Here is a backtest on a daily mean-reversion trading system inspired by this post. The rules use a simple countertrend-based system using the RSI and SMA. The goal is essentially is to buy the dips in an up market and sell the spikes in a bear market. First, we have a 200-day SMA average as a filter to determine if we are in a bull or bear market. If the price is above the 200-day SMA we use "bull market rules" and vise-versa.
The bull-market rules are buy at the close if the 4-day RSI is below 35 and close the position if it is above 55. The bear-market rules are that you go short if the 4-day RSI is above 80 and close the position if it is below 50. I included transaction costs of 0.01% per trade to make it slightly more realistic. The data set is from 01/02/2001 to 04/05/2012.
It is interesting to note that most of the over-performance is post-2008. This is likely because the system managed to avoid a big losses during the crises.
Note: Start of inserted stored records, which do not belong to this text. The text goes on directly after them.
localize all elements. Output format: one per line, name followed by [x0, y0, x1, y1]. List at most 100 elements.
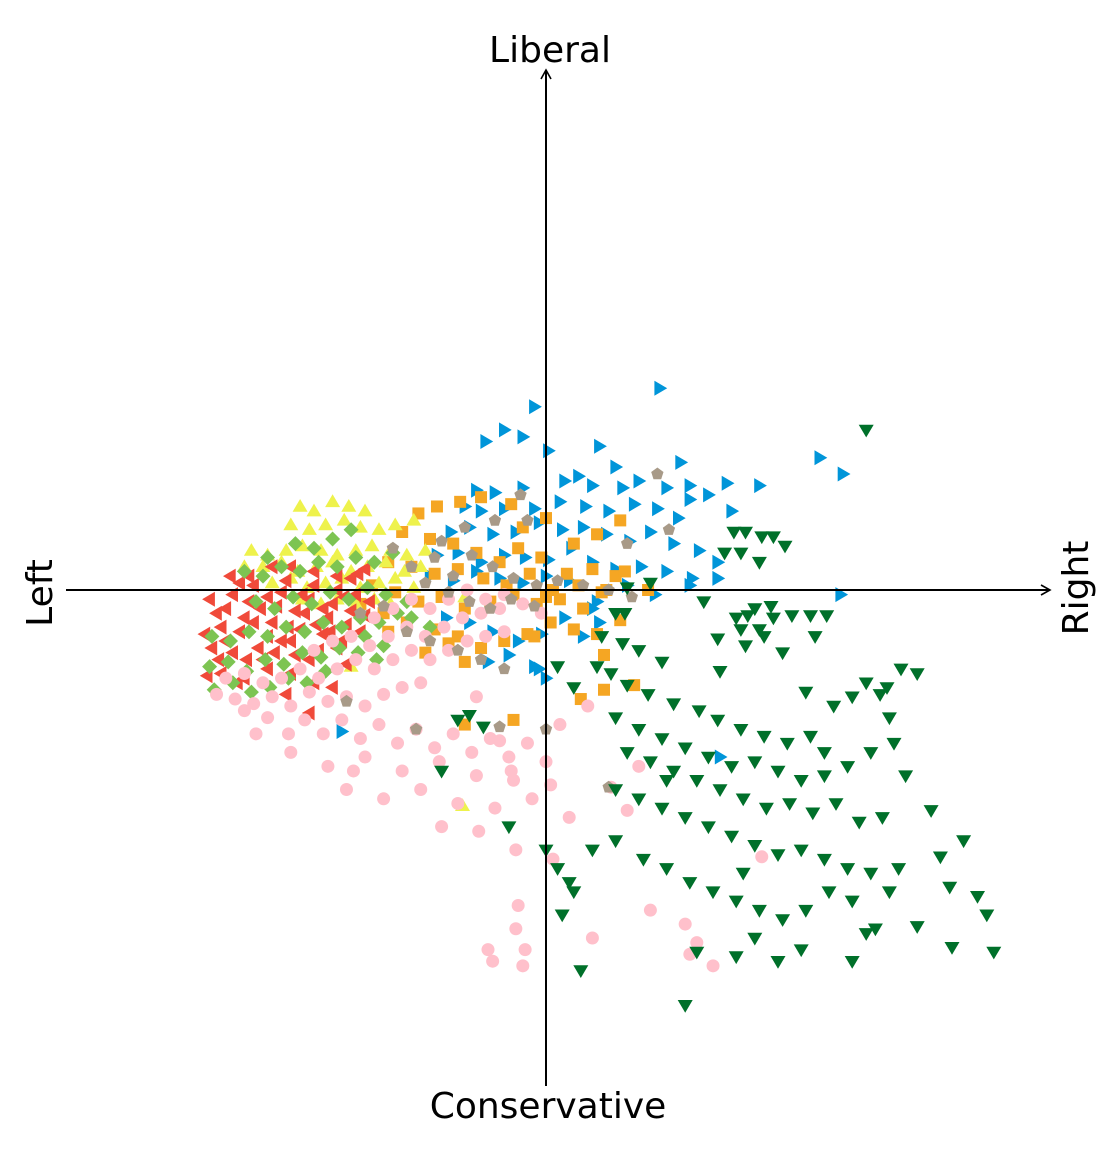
data-point-triangle-down	[807, 631, 823, 644]
data-point-square	[560, 567, 573, 580]
data-point-triangle-down	[710, 633, 726, 647]
data-point-triangle-left	[253, 601, 266, 617]
data-point-pentagon	[465, 548, 478, 561]
data-point-diamond	[267, 601, 283, 617]
data-point-pentagon	[463, 595, 476, 607]
data-point-triangle-down	[550, 863, 566, 876]
data-point-pentagon	[340, 694, 353, 707]
data-point-triangle-down	[751, 904, 767, 918]
data-point-pentagon	[651, 467, 664, 480]
data-point-diamond	[292, 563, 308, 579]
data-point-triangle-right	[652, 501, 665, 517]
data-point-circle	[474, 606, 488, 620]
data-point-diamond	[315, 615, 331, 630]
data-point-triangle-down	[631, 645, 647, 658]
data-point-circle	[367, 662, 381, 676]
data-point-square	[528, 630, 541, 643]
data-point-circle	[544, 778, 558, 792]
data-point-circle	[553, 718, 567, 732]
data-point-diamond	[311, 554, 327, 570]
data-point-diamond	[260, 628, 276, 644]
data-point-triangle-right	[814, 450, 828, 466]
data-point-diamond	[322, 584, 338, 600]
data-point-circle	[247, 697, 261, 711]
data-point-pentagon	[488, 513, 502, 526]
data-point-diamond	[202, 659, 218, 675]
data-point-circle	[643, 903, 657, 917]
data-points	[197, 380, 1002, 1013]
data-point-triangle-left	[264, 559, 278, 575]
data-point-triangle-right	[668, 536, 682, 552]
data-point-diamond	[359, 580, 375, 596]
data-point-triangle-down	[828, 798, 844, 811]
data-point-diamond	[297, 624, 313, 640]
data-point-pentagon	[386, 541, 400, 554]
data-point-circle	[298, 713, 312, 727]
data-point-circle	[469, 769, 483, 783]
data-point-triangle-down	[561, 877, 577, 890]
data-point-triangle-up	[264, 575, 280, 589]
data-point-square	[505, 498, 518, 511]
data-point-circle	[249, 727, 263, 741]
data-point-circle	[690, 936, 704, 950]
data-point-triangle-down	[635, 853, 651, 867]
data-point-circle	[442, 643, 456, 657]
data-point-triangle-left	[320, 610, 334, 626]
data-point-triangle-down	[793, 944, 809, 958]
data-point-triangle-left	[232, 575, 245, 591]
data-point-triangle-down	[798, 686, 814, 700]
left-axis-label: Left	[20, 559, 61, 627]
data-point-square	[507, 713, 520, 726]
data-point-triangle-up	[399, 547, 415, 561]
data-point-triangle-left	[283, 559, 296, 575]
data-point-triangle-left	[267, 645, 280, 661]
data-point-triangle-down	[689, 775, 705, 788]
data-point-circle	[404, 592, 418, 606]
data-point-circle	[486, 954, 500, 968]
data-point-triangle-down	[640, 689, 656, 702]
data-point-triangle-left	[202, 591, 215, 607]
data-point-triangle-down	[654, 733, 670, 746]
data-point-circle	[261, 711, 275, 725]
data-point-triangle-right	[703, 487, 716, 503]
bottom-axis-label: Conservative	[430, 1086, 667, 1127]
data-point-pentagon	[484, 602, 497, 614]
data-point-triangle-left	[274, 584, 287, 600]
data-point-triangle-down	[659, 863, 675, 876]
data-point-circle	[446, 727, 460, 741]
data-point-triangle-left	[315, 601, 329, 617]
data-point-triangle-up	[387, 517, 403, 531]
data-point-triangle-down	[793, 775, 809, 788]
data-point-diamond	[278, 619, 294, 635]
data-point-triangle-left	[287, 603, 301, 619]
data-point-square	[591, 528, 604, 541]
data-point-square	[458, 655, 471, 668]
data-point-circle	[479, 592, 493, 606]
data-point-square	[609, 570, 622, 583]
data-point-triangle-left	[211, 652, 225, 668]
data-point-triangle-up	[364, 538, 380, 552]
data-point-triangle-right	[726, 503, 740, 519]
data-point-circle	[363, 639, 377, 653]
data-point-triangle-down	[712, 784, 728, 797]
data-point-triangle-down	[450, 714, 466, 728]
data-point-triangle-down	[763, 601, 779, 614]
data-point-triangle-right	[686, 570, 700, 586]
data-point-triangle-down	[891, 863, 907, 876]
data-point-circle	[346, 764, 360, 778]
data-point-pentagon	[551, 574, 564, 586]
data-point-triangle-left	[225, 645, 238, 661]
data-point-diamond	[334, 619, 350, 635]
data-point-square	[614, 514, 627, 527]
data-point-square	[586, 563, 599, 576]
data-point-triangle-down	[826, 700, 842, 714]
data-point-pentagon	[621, 537, 634, 549]
data-point-circle	[435, 820, 449, 834]
data-point-triangle-right	[529, 399, 542, 415]
data-point-triangle-down	[700, 751, 716, 765]
data-point-triangle-right	[594, 438, 607, 454]
data-point-circle	[404, 643, 418, 657]
data-point-triangle-down	[816, 770, 832, 784]
data-point-circle	[585, 931, 599, 945]
data-point-triangle-down	[619, 582, 635, 596]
Some additional stats: Sharpe ratio of 1.036 and max drawdown of 9.89%, so it would not be unreasonable to lever this up a bit if one wanted to be slightly more aggressive. The downside of this strategy is that I picked some slightly optimized in-sample parameters which probably makes the performance over-optimistic. Second, this strategy seems to do well in choppy markets, which could be abating in the near-term.